Endothelial cell sodium-potassium-chloride cotransport. Evidence of regulation by Ca2+ and protein kinase C.

Previous studies have shown that vascular endothelial cells exhibit a highly active Na-K-Cl cotransport system that is regulated by a variety of vasoactive hormones and neurotransmitters, suggesting that the cotransporter may play an important role in endothelial cell function. In this study, the regulation of endothelial cell Na-K-Cl cotransport was further investigated by probing the stimulus-transfer pathway by which vasoactive agents stimulate the cotransporter. Specifically, three peptides previously shown to stimulate cotransport activity (angiotensin II, vasopressin, and bradykinin) were evaluated. Na-K-Cl cotransport was assessed in cultured bovine aortic endothelial cells as bumetanide-sensitive K+ influx. Stimulation of Na-K-Cl cotransport by angiotensin II, vasopressin, or bradykinin was found to be reduced either by removal of extracellular Ca2+ or by treatment of the cells with 8-(N,N-diethylamino)octyl-3,4,5-trimethoxybenzoate or 1,2-bis(o-aminophenoxy)ethane-N,N,N',N'-tetraacetic acid. In addition, the calmodulin antagonist W-7 was found to prevent stimulation of endothelial cell Na-K-Cl cotransport by the three peptides.
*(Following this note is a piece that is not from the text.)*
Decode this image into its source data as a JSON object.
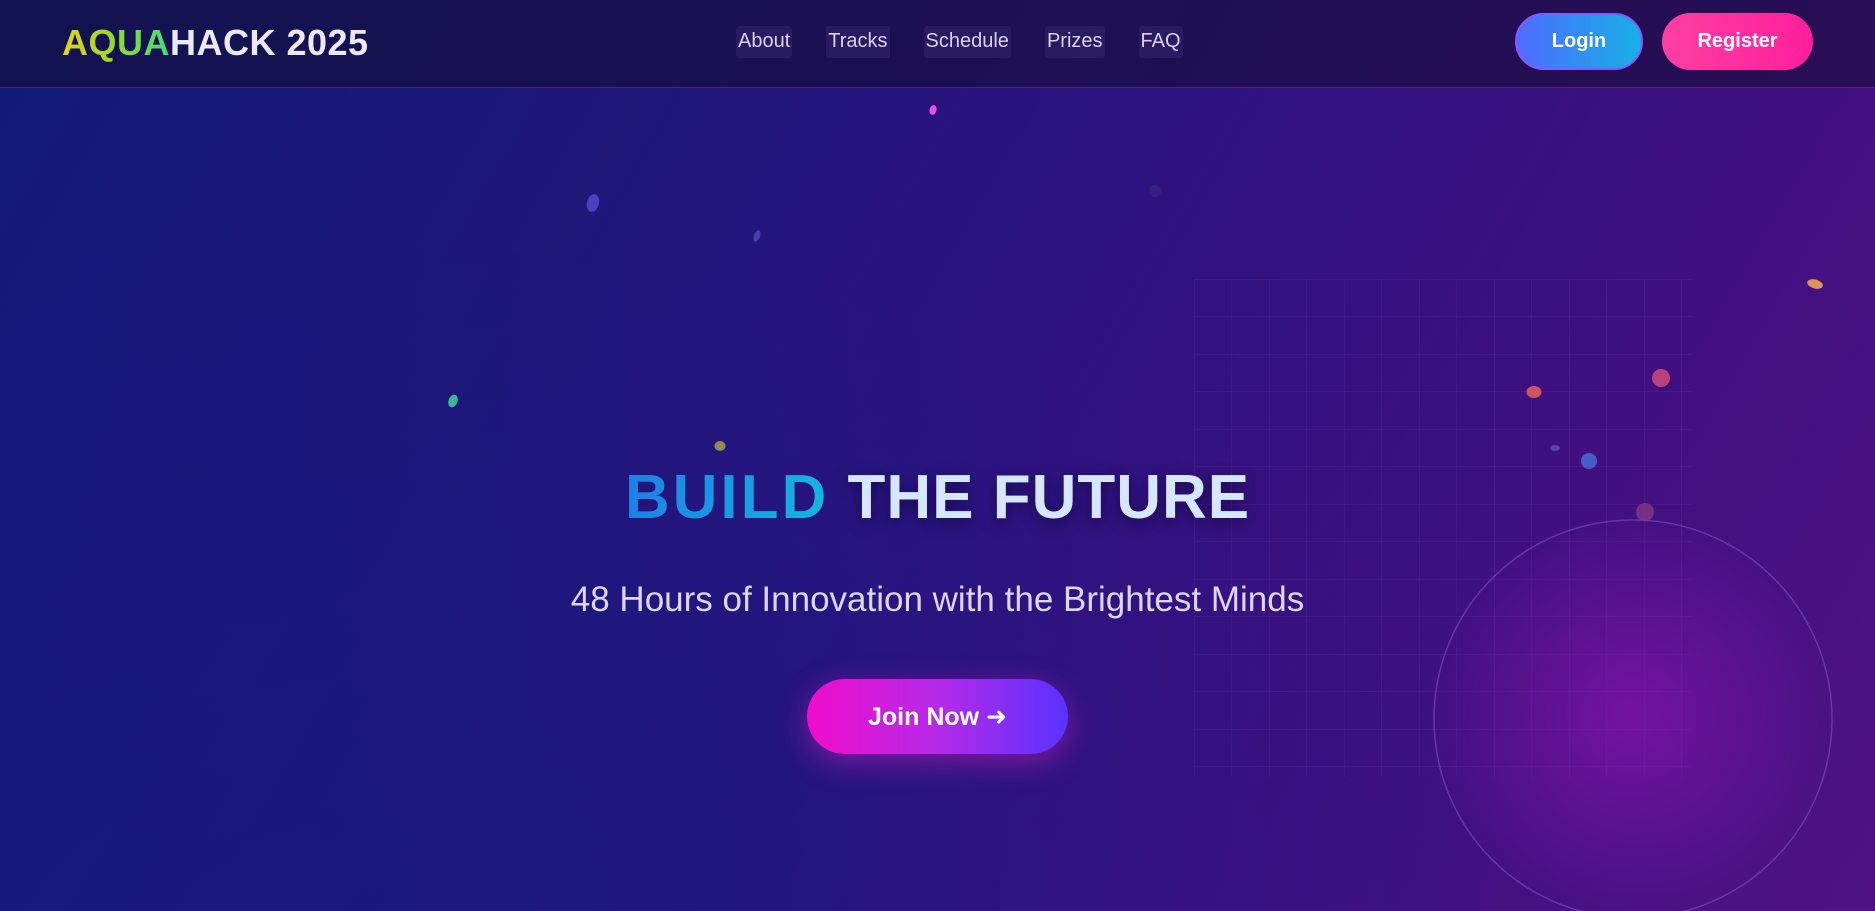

These findings suggest that regulation of endothelial cell cotransport by these vasoactive peptides may be both Ca(2+)- and calmodulin-dependent. Angiotensin II, vasopressin, and bradykinin were also found to elevate phosphatidylinositol hydrolysis in the cultured endothelial cells. Thus, the possibility that regulation of endothelial Na-K-Cl cotransport by these vasoactive peptides also involves diacylglycerol activation of protein kinase C was investigated. A 10-min exposure of the endothelial cells to low doses of phorbol 12-myristate 13-acetate was found to reduce Na-K-Cl cotransport whether in the presence or absence of angiotensin II, vasopressin, or bradykinin. However, down-regulation of protein kinase C by a 40-h exposure to higher doses of the phorbol ester was found to elevate Na-K-Cl cotransport activity under both control and agonist-stimulated conditions, indicating that activation of protein kinase C results in inhibition of endothelial cell Na-K-Cl cotransport. Thus, protein kinase C activation may serve as negative feedback in the stimulus-transfer pathway by which these agonists regulate endothelial cell Na-K-Cl cotransport.